Without much transition, I hastily pulled down her sweat pants and her underwear. I spread her labia apart with both hands. Her unshaven crotch struck me as novel and interesting. Pussies like that are unusual these days. I found it untidy, yet refreshing.

I think I was drooling, but her cunt was pretty wet already, so I doubted that she would notice. I greedily savored the faint metallic yet flowery taste of her juices. Her flavor made me believe that she was somewhere between the end of her period and ovulation.

I fiddled my fingers about on her genitals and gradually worked them into her vagina as I continued to eat her out. I swallowed as much fluid as I could. The idea of wasting a drop frightened me.

After her second orgasm, I finally undressed her all the way. We "dry" humped each other as I sucked on her tits and tongue-kissed her some more. Our thighs intertwined to stimulate our pussies. After several minutes of that, I strattled her and spread her legs underneath mine. Scissor-locked, I grinded my pussy against hers with enough strength for the lips to suck and kiss. We both come very hard.

I noticed a weird shift in the light through the room's curtain. "Do you realize the sun is setting." My lover nodded her head in affirmation. "I want to fuck the shit out of you again." She responded with a yeah, as she orgasmed yet again. "Thank you," I replied just before I howled as loudly as I could.

I felt wired after the experience, but Stevie fell asleep. I took a quick rinse in the shower and regrettably washed away the sex. I dressed and left to go back my room at the Marriot. Just as I opened the door to leave under the cloak of darkness, I was greeted by Stevie's sister, her husband and two kids.

The word "awkward" cannot fully describe the sensation I felt in front of my lover's perfect family.

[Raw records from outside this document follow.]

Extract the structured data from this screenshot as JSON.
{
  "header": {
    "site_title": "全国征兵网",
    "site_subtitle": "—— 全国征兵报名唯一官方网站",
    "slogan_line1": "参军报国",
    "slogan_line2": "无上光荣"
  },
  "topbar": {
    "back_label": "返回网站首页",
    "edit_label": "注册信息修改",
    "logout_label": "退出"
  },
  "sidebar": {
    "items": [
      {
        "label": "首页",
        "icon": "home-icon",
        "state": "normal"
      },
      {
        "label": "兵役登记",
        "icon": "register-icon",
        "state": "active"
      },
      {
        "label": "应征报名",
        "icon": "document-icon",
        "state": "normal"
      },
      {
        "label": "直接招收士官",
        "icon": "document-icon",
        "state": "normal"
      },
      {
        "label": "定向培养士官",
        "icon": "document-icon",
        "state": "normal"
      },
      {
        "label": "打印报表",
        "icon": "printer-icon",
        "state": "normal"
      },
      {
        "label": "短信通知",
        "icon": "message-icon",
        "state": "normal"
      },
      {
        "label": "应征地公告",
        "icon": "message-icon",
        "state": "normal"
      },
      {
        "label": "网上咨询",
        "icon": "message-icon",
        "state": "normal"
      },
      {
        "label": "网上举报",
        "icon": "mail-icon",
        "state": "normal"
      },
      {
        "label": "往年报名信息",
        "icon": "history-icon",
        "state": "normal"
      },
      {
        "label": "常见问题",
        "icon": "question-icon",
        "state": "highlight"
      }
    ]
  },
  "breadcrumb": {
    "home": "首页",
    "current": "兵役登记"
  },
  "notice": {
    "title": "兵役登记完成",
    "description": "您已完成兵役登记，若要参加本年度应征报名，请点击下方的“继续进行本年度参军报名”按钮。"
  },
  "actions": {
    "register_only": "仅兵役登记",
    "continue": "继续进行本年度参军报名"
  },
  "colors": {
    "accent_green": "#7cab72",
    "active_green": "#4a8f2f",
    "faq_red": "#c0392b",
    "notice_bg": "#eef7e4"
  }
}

Fortunately, I have much experience wriggling my way out of messes, so I played it cool. I explained the reason for my visit to BYU, my professional function and my fun time playing volleyball with Stevie and her friends. The accepted my explanation about her being tired after such a busy day and a filling Indian meal.

Stevie emerged from her room to visit the bathroom, but my voice mixing with the voices of her family in the living room caught her attention. "Oh my heck," she gasped. She stood in the hallway wearing a nightgown and robe. Her wide eyes fixed upon mine. Her skin turned pale. We all noticed that something was wrong.

Her sister asked, "What's the matter, Estevana?"

"I'm going to be sick." Stevie's voice dwindled into weakness as she shuffled to the bathroom. We all heard her throw up. I knew why she was throwing up, but decided that it would be wiser to play along and pretend that she had the stomach flu. Shortly afterwards I left the house with a few polite excuses.

That encounter was absolutely amazing and that makes the situation even suckier than it should be. I fucked her on Wednesday and I was left wanting more. Unfortunately, it is highly unlikely I will get more. Stevie is still working on the project, but she no longer speaks to me. She sticks to business and blushes at my presence. Her pout and inability to look me in the eye, tells me volumes about her guilt.

I cannot imagine the humiliation that awaits her tommorrow at church, when presumably, she will confess her "trangressions" against "Heavenly Father" to the almighty pervert who is her pastor, priest or whatever it is Mormons have.

It's days like this I am glad to be an atheist. It's days like this I am tempted to call the escort service. I'm just glad I brought some porn to watch on my laptop.

I want to go home... Counting down the minutes until Tuesday.